3) Beaucoup, même parmi les militants libertaires, ont du mal à accepter l’idée d’un Jacob théoricien de l’illégalisme. Peut-on affirmer sans difficulté que cet infatigable épistolier fut un écrivain ?
J’ai répondu en partie dans les dernières lignes de la question précédente. Selon moi, cela ne fait aucun doute : Jacob fut un écrivain. On peut d’ailleurs dire objectivement qu’il était un écrivant, puisqu’il écrivait : où est la différence entre un écrivant et un écrivain ? Seulement dans ce que décrète l’institution littéraire, en l’occurrence l’Université française pour ne citer que la plus évidente (le cercle des critiques est un peu plus étendu, le monde journalistique a aussi, je pense, un poids dans la balance, plus minime).
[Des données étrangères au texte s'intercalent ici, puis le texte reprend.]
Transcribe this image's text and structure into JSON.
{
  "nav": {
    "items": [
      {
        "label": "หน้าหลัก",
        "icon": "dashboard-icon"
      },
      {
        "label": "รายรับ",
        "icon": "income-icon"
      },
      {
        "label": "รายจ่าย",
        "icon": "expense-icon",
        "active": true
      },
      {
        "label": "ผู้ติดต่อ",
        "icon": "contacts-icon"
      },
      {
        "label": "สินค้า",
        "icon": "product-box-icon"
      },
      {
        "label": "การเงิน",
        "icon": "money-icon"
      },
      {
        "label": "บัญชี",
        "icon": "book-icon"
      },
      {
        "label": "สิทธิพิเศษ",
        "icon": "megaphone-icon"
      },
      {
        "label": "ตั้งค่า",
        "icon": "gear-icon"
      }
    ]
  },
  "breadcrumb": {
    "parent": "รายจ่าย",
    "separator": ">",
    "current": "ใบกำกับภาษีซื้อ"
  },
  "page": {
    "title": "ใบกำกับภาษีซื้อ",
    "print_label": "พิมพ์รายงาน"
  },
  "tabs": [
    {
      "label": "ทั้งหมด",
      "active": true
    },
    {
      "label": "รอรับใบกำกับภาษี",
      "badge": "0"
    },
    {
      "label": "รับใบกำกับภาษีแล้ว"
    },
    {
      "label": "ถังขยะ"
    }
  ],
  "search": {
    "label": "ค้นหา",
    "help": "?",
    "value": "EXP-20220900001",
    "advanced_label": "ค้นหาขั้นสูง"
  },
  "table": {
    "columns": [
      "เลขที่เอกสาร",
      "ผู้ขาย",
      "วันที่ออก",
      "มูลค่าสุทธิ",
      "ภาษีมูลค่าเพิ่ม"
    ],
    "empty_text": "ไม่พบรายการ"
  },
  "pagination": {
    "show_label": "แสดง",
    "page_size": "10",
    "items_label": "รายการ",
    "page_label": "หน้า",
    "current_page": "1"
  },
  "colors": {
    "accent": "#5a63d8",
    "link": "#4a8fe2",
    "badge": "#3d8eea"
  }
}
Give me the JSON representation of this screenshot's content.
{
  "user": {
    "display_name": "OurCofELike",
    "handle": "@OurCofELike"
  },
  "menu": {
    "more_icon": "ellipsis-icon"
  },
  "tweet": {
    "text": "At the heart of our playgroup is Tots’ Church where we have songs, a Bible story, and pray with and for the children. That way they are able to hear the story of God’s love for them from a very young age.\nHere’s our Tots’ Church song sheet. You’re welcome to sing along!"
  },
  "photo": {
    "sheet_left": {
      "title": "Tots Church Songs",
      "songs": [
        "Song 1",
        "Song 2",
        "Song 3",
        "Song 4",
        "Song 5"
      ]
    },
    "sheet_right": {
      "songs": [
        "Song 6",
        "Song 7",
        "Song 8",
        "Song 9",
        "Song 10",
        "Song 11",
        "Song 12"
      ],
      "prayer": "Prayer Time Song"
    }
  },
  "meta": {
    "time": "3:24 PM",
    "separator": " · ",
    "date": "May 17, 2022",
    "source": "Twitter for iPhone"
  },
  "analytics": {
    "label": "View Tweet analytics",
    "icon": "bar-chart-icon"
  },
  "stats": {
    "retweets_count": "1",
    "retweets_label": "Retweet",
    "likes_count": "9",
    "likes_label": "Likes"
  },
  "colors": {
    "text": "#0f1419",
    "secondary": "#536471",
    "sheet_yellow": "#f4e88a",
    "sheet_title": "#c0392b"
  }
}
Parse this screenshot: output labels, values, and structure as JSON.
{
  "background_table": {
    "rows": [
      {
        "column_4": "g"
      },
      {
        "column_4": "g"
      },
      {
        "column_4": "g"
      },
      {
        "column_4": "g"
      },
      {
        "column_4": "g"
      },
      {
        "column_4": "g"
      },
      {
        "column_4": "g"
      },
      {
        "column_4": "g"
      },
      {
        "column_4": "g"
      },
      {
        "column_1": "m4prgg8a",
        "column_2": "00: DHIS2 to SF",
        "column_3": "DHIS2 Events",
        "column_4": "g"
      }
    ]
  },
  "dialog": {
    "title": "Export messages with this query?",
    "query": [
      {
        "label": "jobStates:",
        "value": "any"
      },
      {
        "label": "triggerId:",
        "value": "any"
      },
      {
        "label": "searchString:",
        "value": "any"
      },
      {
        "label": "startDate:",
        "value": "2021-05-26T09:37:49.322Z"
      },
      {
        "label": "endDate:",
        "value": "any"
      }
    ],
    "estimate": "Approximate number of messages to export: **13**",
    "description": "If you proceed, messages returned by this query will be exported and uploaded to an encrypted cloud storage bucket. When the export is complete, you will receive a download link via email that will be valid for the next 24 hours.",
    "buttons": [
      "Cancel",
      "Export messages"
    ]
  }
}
Le marquis de Sade par exemple a été longtemps considéré comme un rien du tout, puis comme un écrivain mineur, puis comme un écrivain majeur. À l’inverse, des auteurs considérés par leurs contemporains comme écrivains de qualité sont aujourd’hui oubliés car ils n’ont pas été retenus ni par la postérité, ni par l’Université. Quel que soit l’angle sous lequel on envisage la question, Jacob apparaît comme un auteur : d’abord il a écrit des récits, ses Souvenirs par exemple, et a envisagé d’en écrire d’autres, le projet de recueil ; la rédaction de ces différents textes a forcément été influencée par l’idée qu’il avait de les publier : il était donc en posture d’auteur. D’autre part, Jacob était un très grand lecteur : grand ou petit, un lecteur qui pratique l’écriture ne peut pas être vierge de toute intention littéraire. Par ailleurs, il suffit de lire les textes de Jacob, notamment ses lettres, pour constater qu’il écrivait extrêmement bien et déployait un style qui lui était personnel. Pourquoi alors lui refuser le statut d’écrivain ? Parce que le nombre d’études littéraires commises à son sujet n’est pas assez important, voilà tout. Il restera un écrivant, c’est-à-dire un écrivain ordinaire, aux yeux des institutions ; aux yeux de ses lecteurs individuels, je crois qu’il est un écrivain et un épistolier marquant.
4) En quoi, justement, la pratique de l’écrit, sauve le forçat Jacob de ce milieu particulièrement mortifère qu’est le bagne ?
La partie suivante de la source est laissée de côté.